Back in the classroom, she placed the cup carefully next to the boy, who had buried his head into his arms now, sliding down deeper as if trying to be swallowed up by the dusty classroom floor.
“If you won’t eat lunch at least have something to drink,” she begged.
“Oooooooooooooh,” squealed a gaggle of girls and boys in the classroom. “Ro-maaaance.”
The girl wanted to hit them. What did they know about romance?

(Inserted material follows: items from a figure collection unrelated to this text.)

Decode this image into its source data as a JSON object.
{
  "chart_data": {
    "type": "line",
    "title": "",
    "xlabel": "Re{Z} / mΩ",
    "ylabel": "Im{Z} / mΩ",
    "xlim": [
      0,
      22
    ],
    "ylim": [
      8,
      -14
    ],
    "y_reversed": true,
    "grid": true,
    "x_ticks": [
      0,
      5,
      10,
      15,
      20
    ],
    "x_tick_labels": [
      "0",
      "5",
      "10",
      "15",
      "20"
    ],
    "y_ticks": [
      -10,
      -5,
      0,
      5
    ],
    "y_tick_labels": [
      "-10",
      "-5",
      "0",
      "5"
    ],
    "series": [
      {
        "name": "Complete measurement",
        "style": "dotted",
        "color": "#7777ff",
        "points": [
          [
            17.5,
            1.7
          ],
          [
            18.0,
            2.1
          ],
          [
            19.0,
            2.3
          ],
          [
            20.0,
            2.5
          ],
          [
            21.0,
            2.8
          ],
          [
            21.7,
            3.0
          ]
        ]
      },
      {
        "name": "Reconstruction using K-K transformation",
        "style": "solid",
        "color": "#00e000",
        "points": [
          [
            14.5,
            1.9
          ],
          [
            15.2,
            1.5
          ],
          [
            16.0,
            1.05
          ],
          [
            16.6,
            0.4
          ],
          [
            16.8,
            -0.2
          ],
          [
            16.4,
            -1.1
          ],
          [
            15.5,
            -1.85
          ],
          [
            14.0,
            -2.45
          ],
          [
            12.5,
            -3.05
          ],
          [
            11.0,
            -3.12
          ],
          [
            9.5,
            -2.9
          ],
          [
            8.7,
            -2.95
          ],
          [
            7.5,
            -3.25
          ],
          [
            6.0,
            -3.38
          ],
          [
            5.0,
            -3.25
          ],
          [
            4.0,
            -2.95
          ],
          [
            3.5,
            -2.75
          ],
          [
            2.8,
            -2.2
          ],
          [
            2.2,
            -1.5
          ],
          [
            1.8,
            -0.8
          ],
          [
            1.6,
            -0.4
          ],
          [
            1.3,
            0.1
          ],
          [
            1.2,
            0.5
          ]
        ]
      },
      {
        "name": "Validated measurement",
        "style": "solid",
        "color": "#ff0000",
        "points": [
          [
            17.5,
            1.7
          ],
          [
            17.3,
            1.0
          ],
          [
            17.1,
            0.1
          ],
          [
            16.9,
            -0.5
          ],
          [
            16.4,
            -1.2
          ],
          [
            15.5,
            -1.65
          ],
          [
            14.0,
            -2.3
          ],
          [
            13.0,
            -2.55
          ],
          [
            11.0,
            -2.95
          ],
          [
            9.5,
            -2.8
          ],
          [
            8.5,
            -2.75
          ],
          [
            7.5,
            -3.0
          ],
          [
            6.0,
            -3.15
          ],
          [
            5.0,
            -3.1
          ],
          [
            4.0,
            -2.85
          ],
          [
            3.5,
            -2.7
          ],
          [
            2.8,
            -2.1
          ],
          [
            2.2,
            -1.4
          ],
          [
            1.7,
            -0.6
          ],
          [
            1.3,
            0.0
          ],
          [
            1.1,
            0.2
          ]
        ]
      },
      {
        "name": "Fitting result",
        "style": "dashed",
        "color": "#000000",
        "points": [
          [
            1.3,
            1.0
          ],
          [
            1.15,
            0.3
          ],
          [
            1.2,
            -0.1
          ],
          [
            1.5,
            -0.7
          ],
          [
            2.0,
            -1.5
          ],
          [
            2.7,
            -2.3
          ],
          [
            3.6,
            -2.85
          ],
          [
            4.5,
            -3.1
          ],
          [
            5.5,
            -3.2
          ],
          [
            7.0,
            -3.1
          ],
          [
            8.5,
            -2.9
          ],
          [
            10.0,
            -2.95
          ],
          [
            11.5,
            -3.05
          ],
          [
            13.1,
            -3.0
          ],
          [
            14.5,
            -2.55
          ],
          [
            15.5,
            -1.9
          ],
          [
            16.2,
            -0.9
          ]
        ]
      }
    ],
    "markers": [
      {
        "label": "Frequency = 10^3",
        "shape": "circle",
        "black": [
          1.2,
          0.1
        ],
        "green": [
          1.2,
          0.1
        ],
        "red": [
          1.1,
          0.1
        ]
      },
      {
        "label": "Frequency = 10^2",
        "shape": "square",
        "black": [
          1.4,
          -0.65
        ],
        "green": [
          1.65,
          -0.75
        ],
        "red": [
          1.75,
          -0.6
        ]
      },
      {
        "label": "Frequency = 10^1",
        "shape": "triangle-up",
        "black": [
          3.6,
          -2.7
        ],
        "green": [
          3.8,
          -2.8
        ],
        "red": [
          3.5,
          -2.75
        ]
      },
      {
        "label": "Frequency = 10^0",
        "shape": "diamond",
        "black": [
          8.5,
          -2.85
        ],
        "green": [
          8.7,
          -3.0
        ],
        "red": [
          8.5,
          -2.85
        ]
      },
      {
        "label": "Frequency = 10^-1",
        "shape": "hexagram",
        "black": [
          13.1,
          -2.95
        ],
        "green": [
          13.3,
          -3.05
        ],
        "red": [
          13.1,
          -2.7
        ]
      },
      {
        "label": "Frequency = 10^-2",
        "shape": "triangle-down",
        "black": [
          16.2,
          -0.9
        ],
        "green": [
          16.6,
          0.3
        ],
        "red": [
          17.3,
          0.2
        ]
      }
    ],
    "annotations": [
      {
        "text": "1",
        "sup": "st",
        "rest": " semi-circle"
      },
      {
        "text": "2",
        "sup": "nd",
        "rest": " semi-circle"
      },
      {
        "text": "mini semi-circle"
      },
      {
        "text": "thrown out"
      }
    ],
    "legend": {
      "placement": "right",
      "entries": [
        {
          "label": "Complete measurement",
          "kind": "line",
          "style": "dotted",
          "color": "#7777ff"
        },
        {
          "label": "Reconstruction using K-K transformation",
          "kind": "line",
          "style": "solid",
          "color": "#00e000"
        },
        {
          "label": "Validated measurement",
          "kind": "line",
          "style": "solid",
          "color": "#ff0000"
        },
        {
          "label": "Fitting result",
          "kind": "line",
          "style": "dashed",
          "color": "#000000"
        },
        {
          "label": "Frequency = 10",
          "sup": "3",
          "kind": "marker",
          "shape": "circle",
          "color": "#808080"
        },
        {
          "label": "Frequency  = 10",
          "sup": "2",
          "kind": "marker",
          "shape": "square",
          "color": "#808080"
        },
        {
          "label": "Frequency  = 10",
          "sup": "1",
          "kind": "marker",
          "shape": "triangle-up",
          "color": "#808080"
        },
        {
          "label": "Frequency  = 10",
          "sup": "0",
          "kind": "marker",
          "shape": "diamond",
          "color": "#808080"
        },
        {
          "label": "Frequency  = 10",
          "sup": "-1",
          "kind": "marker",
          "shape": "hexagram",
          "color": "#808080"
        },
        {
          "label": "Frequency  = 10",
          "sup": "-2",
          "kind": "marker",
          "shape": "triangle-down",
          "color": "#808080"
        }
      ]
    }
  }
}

“I don’t like lemonade,” the boy said calmly. He pushed the cup gently away and got to his feet. “I appreciate it, though.” He walked out of the classroom, and the untasted lemonade quivered lemony yellow and clear in the filtered light.
The girl did not run after the boy. She pursed her mouth around her straw and sucked cold lemon water. It tasted bitter, like rejection. She tried hard not to look hurt, even when kids shifted to glance at her. Her face stiff with the effort of indifference, smooth as riverbed sand, she drifted slowly back to her own seat and picked up her pencil.
But the horns that had drawn them together split them apart again. When they pulled close with love and longing, the narwhal’s horn impaled the unicorn’s heart. The unicorn’s horn dug into the narwhal’s flesh until blood flowed plentifully, bathing them both in red. And they both died, saying to each other, “We are not a metaphor. Not for anybody. Not for us. But we did try.”